Avec ménagement elle lui révélait qu’il était une bouche de trop dans la maison. Il se redressa.

— De l’argent ? Mais j’en ai ! Je vous en donnerai, soyez tranquille !

Elle le considérait, inquiète.

— Monsieur, on finira bien dans le pays par savoir que vous êtes là…

— Pourquoi ?… Je ne sortirai, si je sors, que la nuit, et seulement dans le parc.

Elle secoua la tête.

— Tout ça c’est pas des choses à faire. Si, un jour, on sait que je vous ai prêté la main ?…

— Eh bien ?… Est-ce que je fais du mal ? Je veux rester avec maman, c’est tout. Si mes oncles me savaient dans la maison, ils me remettraient au lycée, et…

— Et s’ils enlèvent madame, un de ces jours ?

Il retint un nouveau bond.

— Je la défendrai.

Sur ce mot, des drames parurent entrer dans la maison. Le front de la vieille fut barré par la méfiance, l’obstination, la désapprobation.

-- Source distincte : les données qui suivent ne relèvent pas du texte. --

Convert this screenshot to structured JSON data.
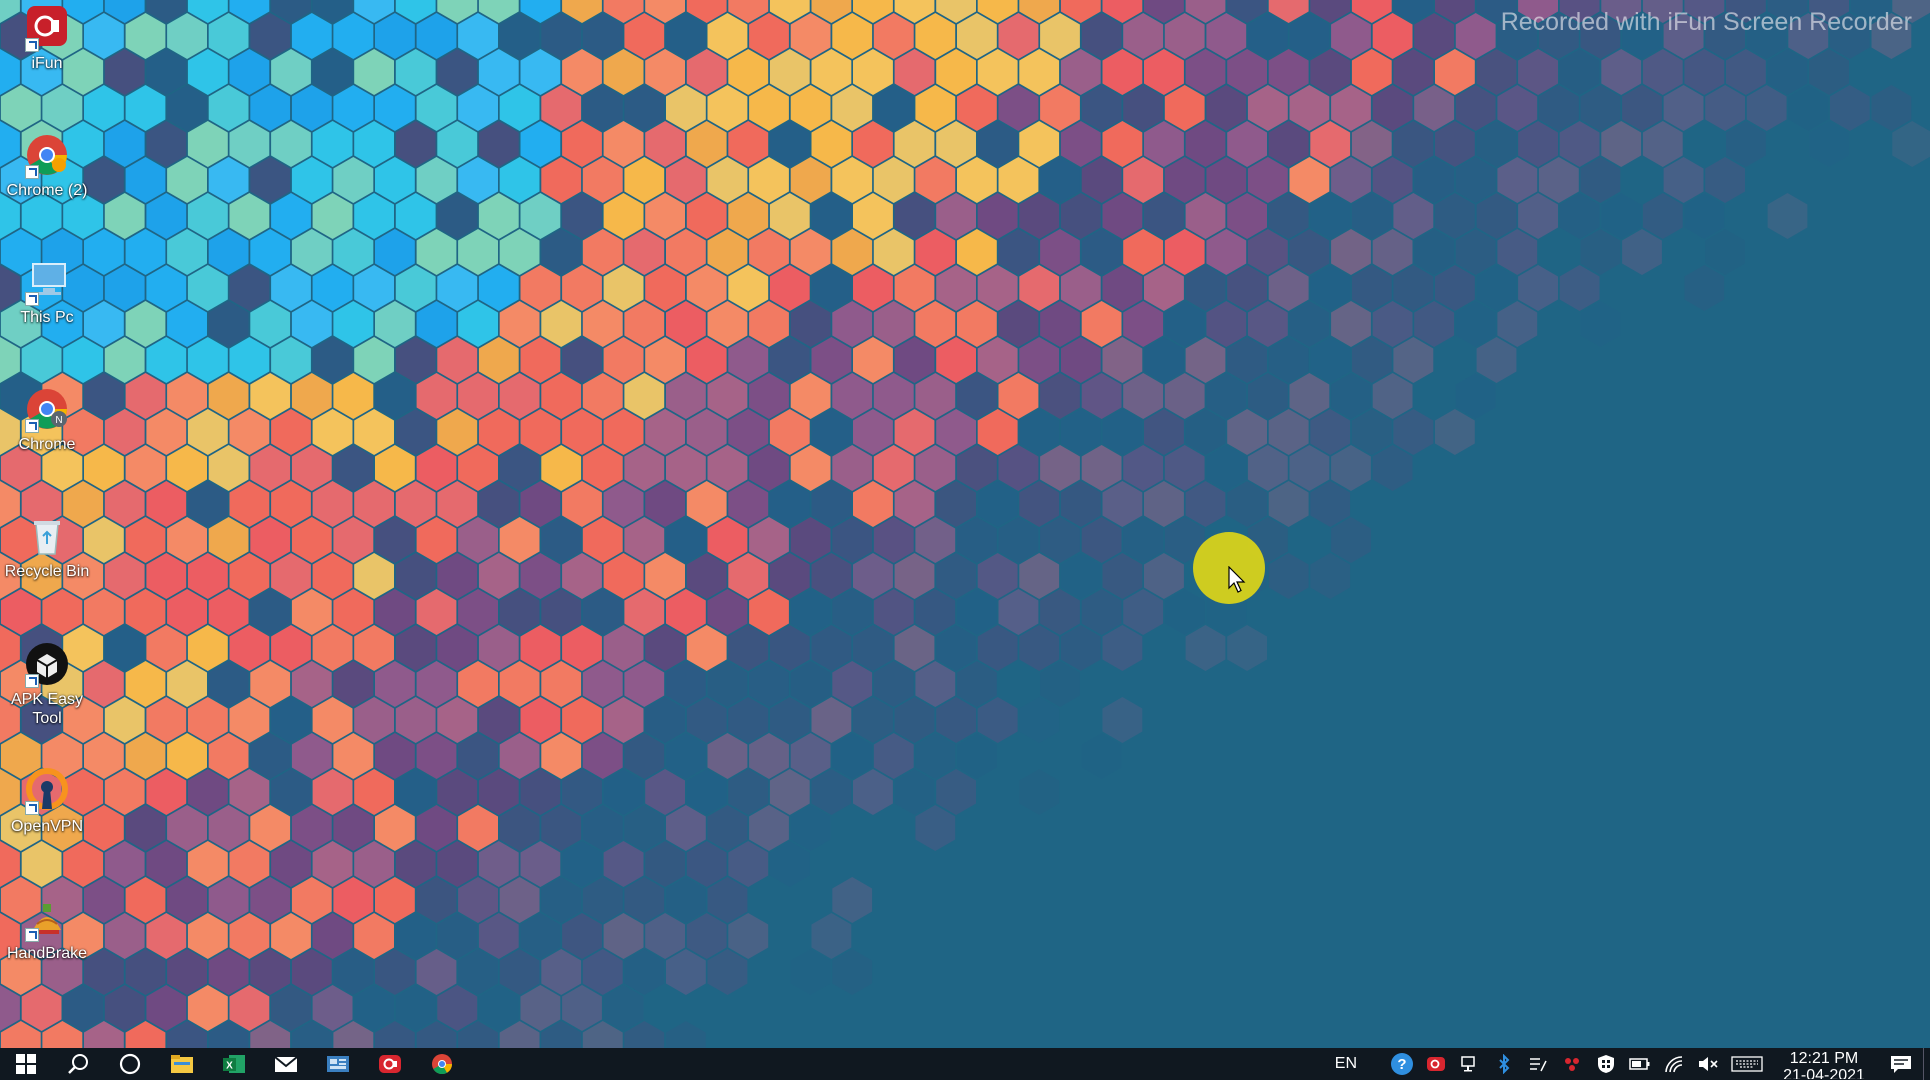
{
  "watermark": "Recorded with iFun Screen Recorder",
  "desktop_icons": [
    {
      "label": "iFun",
      "icon": "ifun-recorder-icon"
    },
    {
      "label": "Chrome (2)",
      "icon": "chrome-icon"
    },
    {
      "label": "This Pc",
      "icon": "computer-icon"
    },
    {
      "label": "Chrome",
      "icon": "chrome-icon"
    },
    {
      "label": "Recycle Bin",
      "icon": "recycle-bin-icon"
    },
    {
      "label": "APK Easy Tool",
      "icon": "apk-easy-tool-icon"
    },
    {
      "label": "OpenVPN",
      "icon": "openvpn-icon"
    },
    {
      "label": "HandBrake",
      "icon": "handbrake-icon"
    }
  ],
  "taskbar": {
    "pinned": [
      "start-icon",
      "search-icon",
      "cortana-icon",
      "file-explorer-icon",
      "excel-icon",
      "mail-icon",
      "app-icon",
      "ifun-recorder-icon",
      "chrome-icon"
    ],
    "language": "EN",
    "tray_icons": [
      "help-icon",
      "ifun-recorder-icon",
      "network-icon",
      "bluetooth-icon",
      "pen-icon",
      "app-icon",
      "security-icon",
      "battery-icon",
      "wifi-icon",
      "volume-muted-icon",
      "keyboard-icon"
    ],
    "time": "12:21 PM",
    "date": "21-04-2021"
  },
  "colors": {
    "desktop_background": "#1f6585",
    "taskbar": "#101820",
    "cursor_highlight": "#d8d21a"
  }
}
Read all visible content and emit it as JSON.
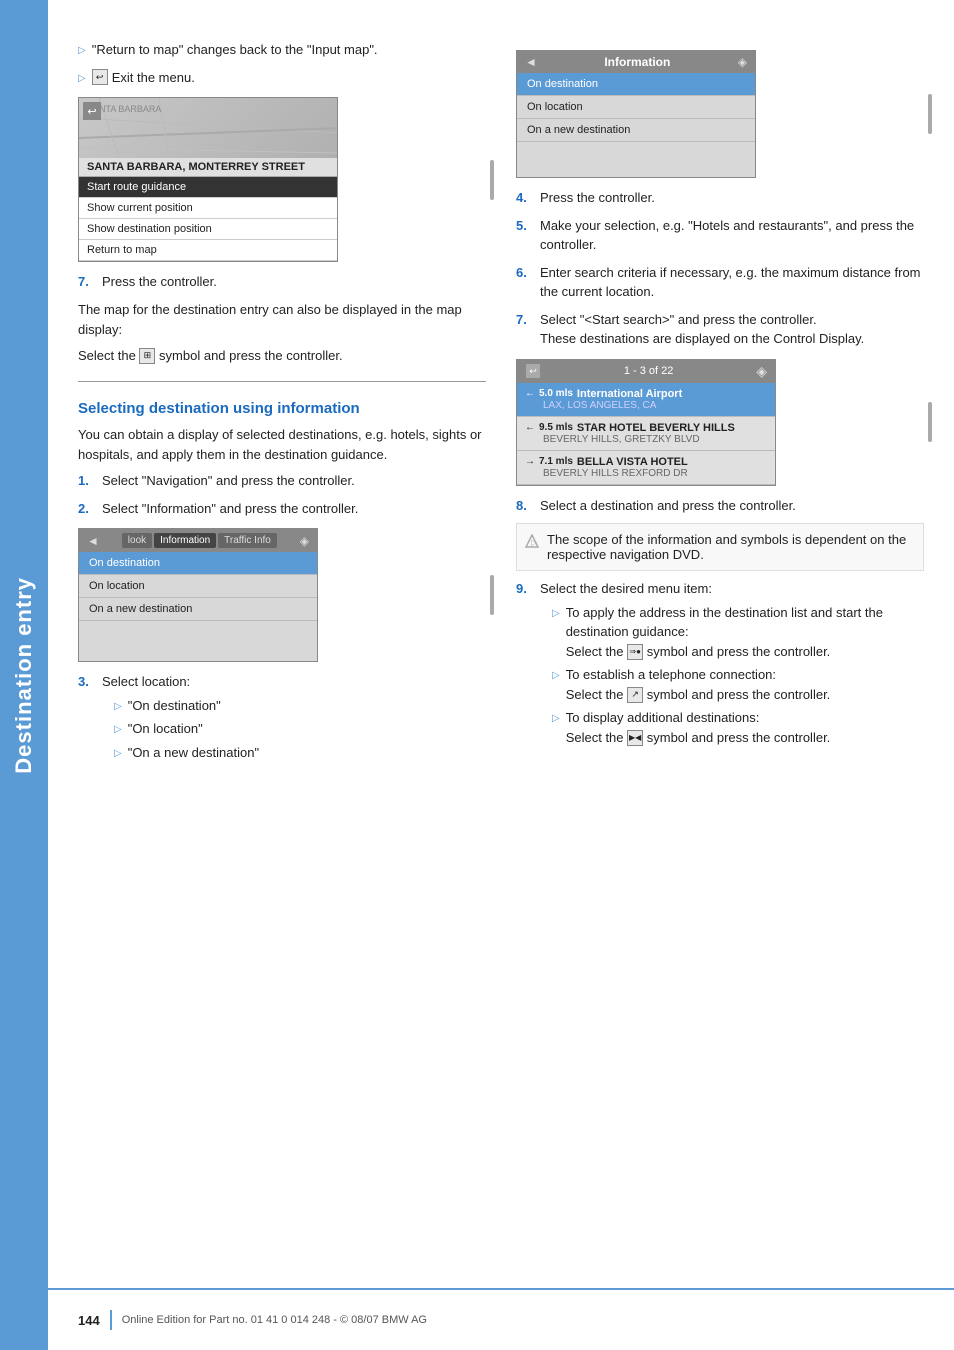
{
  "sidebar": {
    "title": "Destination entry"
  },
  "footer": {
    "page_number": "144",
    "text": "Online Edition for Part no. 01 41 0 014 248 - © 08/07 BMW AG"
  },
  "left_col": {
    "bullet1": "\"Return to map\" changes back to the \"Input map\".",
    "bullet2": "Exit the menu.",
    "nav_screen": {
      "street": "SANTA BARBARA, MONTERREY STREET",
      "menu_items": [
        {
          "label": "Start route guidance",
          "selected": true
        },
        {
          "label": "Show current position"
        },
        {
          "label": "Show destination position"
        },
        {
          "label": "Return to map"
        }
      ]
    },
    "step7_label": "7.",
    "step7_text": "Press the controller.",
    "para1": "The map for the destination entry can also be displayed in the map display:",
    "para2": "Select the symbol and press the controller.",
    "section_heading": "Selecting destination using information",
    "section_para": "You can obtain a display of selected destinations, e.g. hotels, sights or hospitals, and apply them in the destination guidance.",
    "step1_label": "1.",
    "step1_text": "Select \"Navigation\" and press the controller.",
    "step2_label": "2.",
    "step2_text": "Select \"Information\" and press the controller.",
    "info_screen": {
      "tabs": [
        "look",
        "Information",
        "Traffic Info"
      ],
      "menu_items": [
        {
          "label": "On destination"
        },
        {
          "label": "On location"
        },
        {
          "label": "On a new destination"
        }
      ]
    },
    "step3_label": "3.",
    "step3_text": "Select location:",
    "sub1": "\"On destination\"",
    "sub2": "\"On location\"",
    "sub3": "\"On a new destination\""
  },
  "right_col": {
    "info_screen2": {
      "header": "Information",
      "menu_items": [
        {
          "label": "On destination",
          "selected": true
        },
        {
          "label": "On location"
        },
        {
          "label": "On a new destination"
        }
      ]
    },
    "step4_label": "4.",
    "step4_text": "Press the controller.",
    "step5_label": "5.",
    "step5_text": "Make your selection, e.g. \"Hotels and restaurants\", and press the controller.",
    "step6_label": "6.",
    "step6_text": "Enter search criteria if necessary, e.g. the maximum distance from the current location.",
    "step7_label": "7.",
    "step7_text": "Select \"<Start search>\" and press the controller.",
    "step7_para": "These destinations are displayed on the Control Display.",
    "results_screen": {
      "header": "1 - 3 of 22",
      "items": [
        {
          "arrow": "← 5.0 mls",
          "name": "International Airport",
          "sub": "LAX, LOS ANGELES, CA",
          "selected": true
        },
        {
          "arrow": "← 9.5 mls",
          "name": "STAR HOTEL BEVERLY HILLS",
          "sub": "BEVERLY HILLS, GRETZKY BLVD"
        },
        {
          "arrow": "→ 7.1 mls",
          "name": "BELLA VISTA HOTEL",
          "sub": "BEVERLY HILLS REXFORD DR"
        }
      ]
    },
    "step8_label": "8.",
    "step8_text": "Select a destination and press the controller.",
    "info_note": "The scope of the information and symbols is dependent on the respective navigation DVD.",
    "step9_label": "9.",
    "step9_text": "Select the desired menu item:",
    "sub_a_intro": "To apply the address in the destination list and start the destination guidance:",
    "sub_a_text": "Select the symbol and press the controller.",
    "sub_b_intro": "To establish a telephone connection:",
    "sub_b_text": "Select the symbol and press the controller.",
    "sub_c_intro": "To display additional destinations:",
    "sub_c_text": "Select the symbol and press the controller."
  }
}
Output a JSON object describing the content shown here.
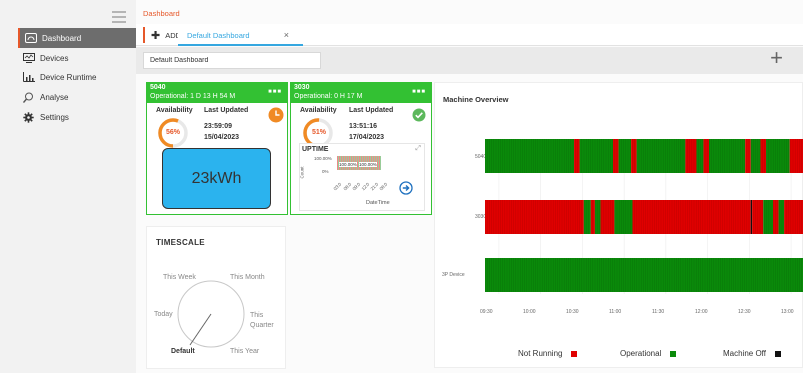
{
  "sidebar": {
    "items": [
      {
        "label": "Dashboard",
        "icon": "dashboard-icon",
        "active": true
      },
      {
        "label": "Devices",
        "icon": "devices-icon",
        "active": false
      },
      {
        "label": "Device Runtime",
        "icon": "device-runtime-icon",
        "active": false
      },
      {
        "label": "Analyse",
        "icon": "analyse-icon",
        "active": false
      },
      {
        "label": "Settings",
        "icon": "settings-icon",
        "active": false
      }
    ]
  },
  "breadcrumb": "Dashboard",
  "tabs": {
    "add_label": "ADD",
    "active_tab": "Default Dashboard",
    "close_glyph": "×"
  },
  "toolbar": {
    "dashboard_name_value": "Default Dashboard",
    "plus_glyph": "+"
  },
  "cards": [
    {
      "id": "5040",
      "status": "Operational: 1 D 13 H 54 M",
      "menu": "■■■",
      "availability_label": "Availability",
      "availability_pct": "56%",
      "availability_value": 56,
      "last_updated_label": "Last Updated",
      "last_updated_time": "23:59:09",
      "last_updated_date": "15/04/2023",
      "energy": "23kWh",
      "status_icon": "clock-icon"
    },
    {
      "id": "3030",
      "status": "Operational: 0 H 17 M",
      "menu": "■■■",
      "availability_label": "Availability",
      "availability_pct": "51%",
      "availability_value": 51,
      "last_updated_label": "Last Updated",
      "last_updated_time": "13:51:16",
      "last_updated_date": "17/04/2023",
      "status_icon": "check-icon",
      "uptime": {
        "title": "UPTIME",
        "y_label": "Count",
        "y_ticks": [
          "100.00%",
          "0%"
        ],
        "bar_labels": [
          "100.00%",
          "100.00%"
        ],
        "x_ticks": [
          "03:0",
          "06:0",
          "09:0",
          "12:0",
          "21:0",
          "06:0"
        ],
        "x_label": "DateTime"
      }
    }
  ],
  "timescale": {
    "title": "TIMESCALE",
    "options": [
      "This Week",
      "This Month",
      "Today",
      "This Quarter",
      "Default",
      "This Year"
    ],
    "selected": "Default"
  },
  "overview": {
    "title": "Machine Overview",
    "machines": [
      "5040",
      "3030",
      "3P Device"
    ],
    "x_ticks": [
      "09:30",
      "10:00",
      "10:30",
      "11:00",
      "11:30",
      "12:00",
      "12:30",
      "13:00"
    ],
    "legend": [
      {
        "label": "Not Running",
        "color": "#e00000"
      },
      {
        "label": "Operational",
        "color": "#0a8a0a"
      },
      {
        "label": "Machine Off",
        "color": "#111111"
      }
    ],
    "state_colors": {
      "operational": "#0a8a0a",
      "not_running": "#e00000",
      "off": "#111111"
    },
    "timeline_start": "09:20",
    "timeline_end": "13:10",
    "rows": [
      {
        "machine": "5040",
        "segments": [
          {
            "start": "09:20",
            "end": "10:24",
            "state": "operational"
          },
          {
            "start": "10:24",
            "end": "10:28",
            "state": "not_running"
          },
          {
            "start": "10:28",
            "end": "10:52",
            "state": "operational"
          },
          {
            "start": "10:52",
            "end": "10:56",
            "state": "not_running"
          },
          {
            "start": "10:56",
            "end": "11:05",
            "state": "operational"
          },
          {
            "start": "11:05",
            "end": "11:09",
            "state": "not_running"
          },
          {
            "start": "11:09",
            "end": "11:44",
            "state": "operational"
          },
          {
            "start": "11:44",
            "end": "11:52",
            "state": "not_running"
          },
          {
            "start": "11:52",
            "end": "11:57",
            "state": "operational"
          },
          {
            "start": "11:57",
            "end": "12:01",
            "state": "not_running"
          },
          {
            "start": "12:01",
            "end": "12:27",
            "state": "operational"
          },
          {
            "start": "12:27",
            "end": "12:31",
            "state": "not_running"
          },
          {
            "start": "12:31",
            "end": "12:38",
            "state": "operational"
          },
          {
            "start": "12:38",
            "end": "12:42",
            "state": "not_running"
          },
          {
            "start": "12:42",
            "end": "12:59",
            "state": "operational"
          },
          {
            "start": "12:59",
            "end": "13:10",
            "state": "not_running"
          }
        ]
      },
      {
        "machine": "3030",
        "segments": [
          {
            "start": "09:20",
            "end": "10:31",
            "state": "not_running"
          },
          {
            "start": "10:31",
            "end": "10:36",
            "state": "operational"
          },
          {
            "start": "10:36",
            "end": "10:39",
            "state": "not_running"
          },
          {
            "start": "10:39",
            "end": "10:43",
            "state": "operational"
          },
          {
            "start": "10:43",
            "end": "10:53",
            "state": "not_running"
          },
          {
            "start": "10:53",
            "end": "11:06",
            "state": "operational"
          },
          {
            "start": "11:06",
            "end": "12:31",
            "state": "not_running"
          },
          {
            "start": "12:31",
            "end": "12:32",
            "state": "off"
          },
          {
            "start": "12:32",
            "end": "12:40",
            "state": "not_running"
          },
          {
            "start": "12:40",
            "end": "12:47",
            "state": "operational"
          },
          {
            "start": "12:47",
            "end": "12:51",
            "state": "not_running"
          },
          {
            "start": "12:51",
            "end": "12:55",
            "state": "operational"
          },
          {
            "start": "12:55",
            "end": "13:10",
            "state": "not_running"
          }
        ]
      },
      {
        "machine": "3P Device",
        "segments": [
          {
            "start": "09:20",
            "end": "13:10",
            "state": "operational"
          }
        ]
      }
    ]
  },
  "colors": {
    "accent": "#e6582a",
    "card_green": "#33c133",
    "tab_blue": "#35a7e0",
    "gauge_orange": "#f08a24",
    "energy_blue": "#2bb3ee"
  }
}
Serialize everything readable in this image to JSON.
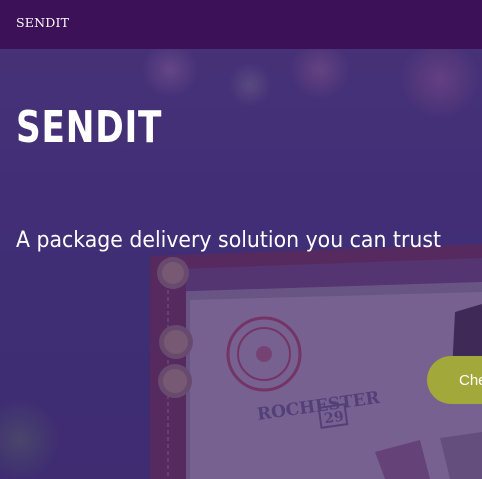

Pendant un moment, l’étrange petit psychologue l’observa. Ce qu’elle pensait, il le savait. Dès demain elle écrirait ou télégraphierait pour prévenir ses oncles. Il n’était qu’un enfant, et un enfant redoutable qui lui ferait avoir mille ennuis.

Il mit la main à sa poche. Il venait, pendant dix mois, de faire un stage au sein des plus ironiques réalités. Il connaissait, désormais, que la devise des temps actuels se résume en un seul mot : payer.

Un billet de cent francs parut au bout de ses doigts. Pour cent francs on a droit à un mouvement de bonne volonté.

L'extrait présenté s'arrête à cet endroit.